Monday, April 22, 2013

Inaugural

I said good-bye to my son on April 6th, and whether I wanted to or not, I had to stop hugging him eventually and walk away from him, despite every molecule in my body was saying "stay here for a little while longer." He is a soldier and he's going to do what soldiers do sometimes, and that is leave his home and do his duty and miss his wife and miss his parents and his sister and miss his friends.  How do I stop imagining all possible scenarios of the coming months when any number of things could happen to him?  How do I stop the tears from springing to my eyes when I'm driving down the road and a song comes on the radio or my iPod and a trigger goes off and I'm weeping?  And how do I stop being paralyzed by fear that I will never hug him again? I sure as shit am going to have to learn how if I want to maintain any semblance of normalcy for the coming months.

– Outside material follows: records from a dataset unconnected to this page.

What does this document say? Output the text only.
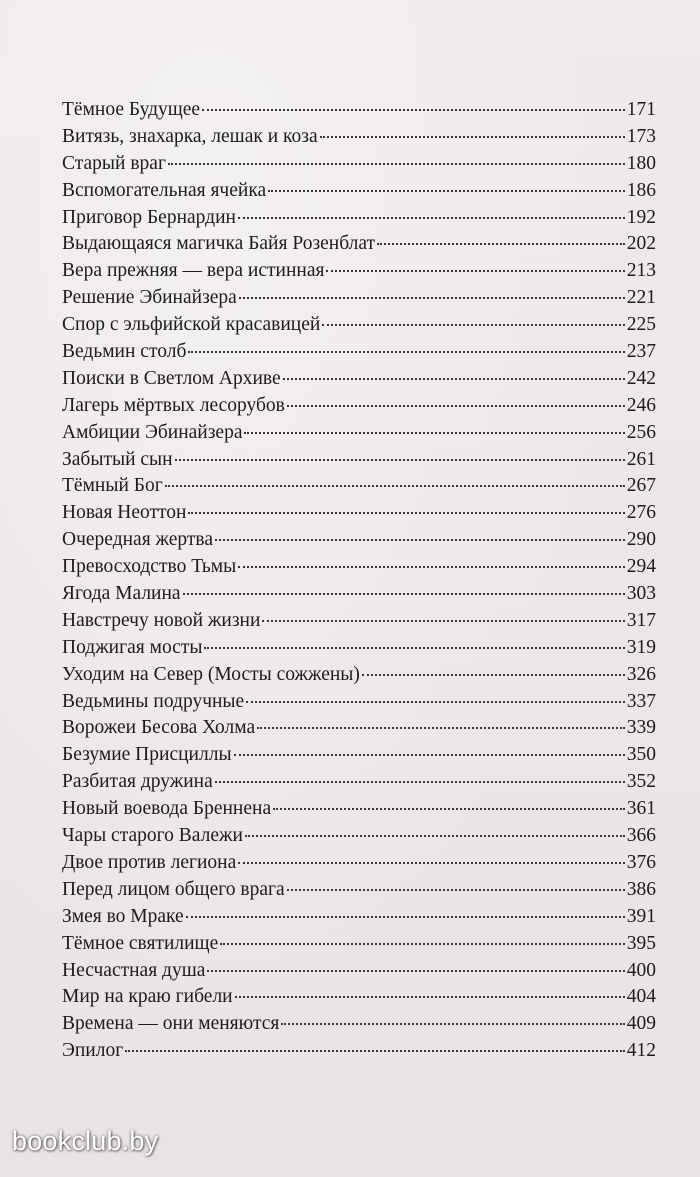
Тёмное Будущее	171
Витязь, знахарка, лешак и коза	173
Старый враг	180
Вспомогательная ячейка	186
Приговор Бернардин	192
Выдающаяся магичка Байя Розенблат	202
Вера прежняя — вера истинная	213
Решение Эбинайзера	221
Спор с эльфийской красавицей	225
Ведьмин столб	237
Поиски в Светлом Архиве	242
Лагерь мёртвых лесорубов	246
Амбиции Эбинайзера	256
Забытый сын	261
Тёмный Бог	267
Новая Неоттон	276
Очередная жертва	290
Превосходство Тьмы	294
Ягода Малина	303
Навстречу новой жизни	317
Поджигая мосты	319
Уходим на Север (Мосты сожжены)	326
Ведьмины подручные	337
Ворожеи Бесова Холма	339
Безумие Присциллы	350
Разбитая дружина	352
Новый воевода Бреннена	361
Чары старого Валежи	366
Двое против легиона	376
Перед лицом общего врага	386
Змея во Мраке	391
Тёмное святилище	395
Несчастная душа	400
Мир на краю гибели	404
Времена — они меняются	409
Эпилог	412
bookclub.by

My son is nearly always the funniest person in the room when we are all together.  I worry that he will return from his time overseas a changed person, changed to the point that he can't be funny anymore.  I've read so many stories about soldiers coming back with their personalities warped, their psyches damaged, and I think "There's no way he could change to that degree." But you just never know.  We have to let him go and trust in God that he'll come back to us whole, the same funny young man we've always known.  I have no control over this and that's scary.  Yet I need to remember all the times I said good-bye to him and entrusted his care to someone else or some other organization.  First it was my parents who babysat him, then other sitters, then pre-school teachers, summer camp, and eventually when he went to college.  He has a solid foundation and a strong family background so all I can do is, once again, trust that he'll be all right. 

So far there doesn't seem to be much point to this blog entry.  Mostly I want to get written down things I'm thinking about. Isn't that what blogs are for?  I can't keep up this gloomy persona forever, so maybe once this is begun, I can start to find new perspectives.